How about every car being a battery powered car, as something that might happen and could drastically reduce air and noise pollution worldwide. You cant get people to keep to the left of a white line, imagine the fun with them hovering through 3D spaces....


----------



## truthseeker (13 Jun 2011)

Mpsox said:


> As will the printed book.


 
Nooooooo!!! Blasphemy!!!


----------



## Mpsox (14 Jun 2011)

TarfHead said:


> I disagree. Not only about books, but also about PCs with keyboards. They'll still be used for years to come.


 
Amazon are selling more electronic downloads then physical books in the US, book stores are closing all over the world (Waterstones as an example in Dublin). Cloud computing will mean there will be no need for massive storage space and disks on a PC. Already more and more people are using wireless technology and you can get wireless printers as well. 
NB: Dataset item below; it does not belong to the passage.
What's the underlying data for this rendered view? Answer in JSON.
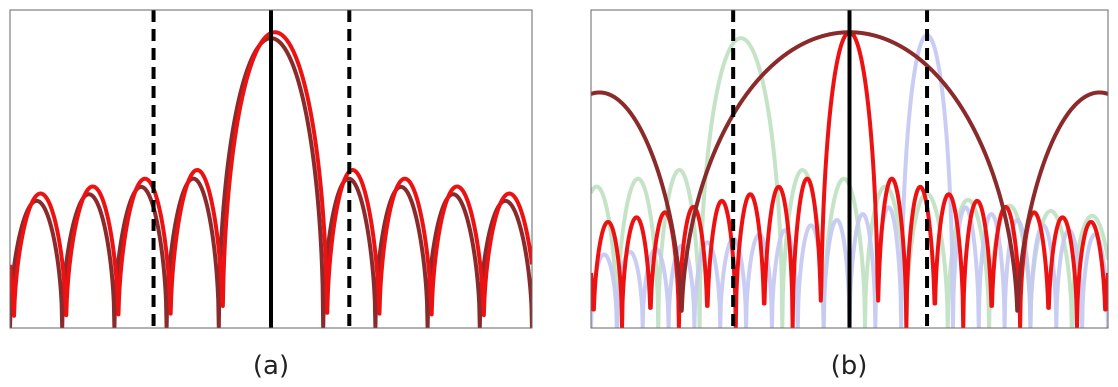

I'm not saying I like it, just the way things are going. Books and laptops will become an "old" persons thing, just like CDs instead of downloads


----------



## horusd (14 Jun 2011)

truthseeker said:


> Nooooooo!!! Blasphemy!!!


 

I agree. I love the smell of books and I tend to write across mine. Sentences that I like, ideas that are deep, interesting, odd or  funny. I'll live with the  old fogey epithet.


----------



## Shawady (14 Jun 2011)

csirl said:


> They said this about Bebo 5 years ago. My sense is that FB will go the way of Bebo when the current generation of teens move on to something else.


 
Some evidence of that here.

http://www.independent.ie/business/...tigue-6-million-us-users-log-out-2674120.html


----------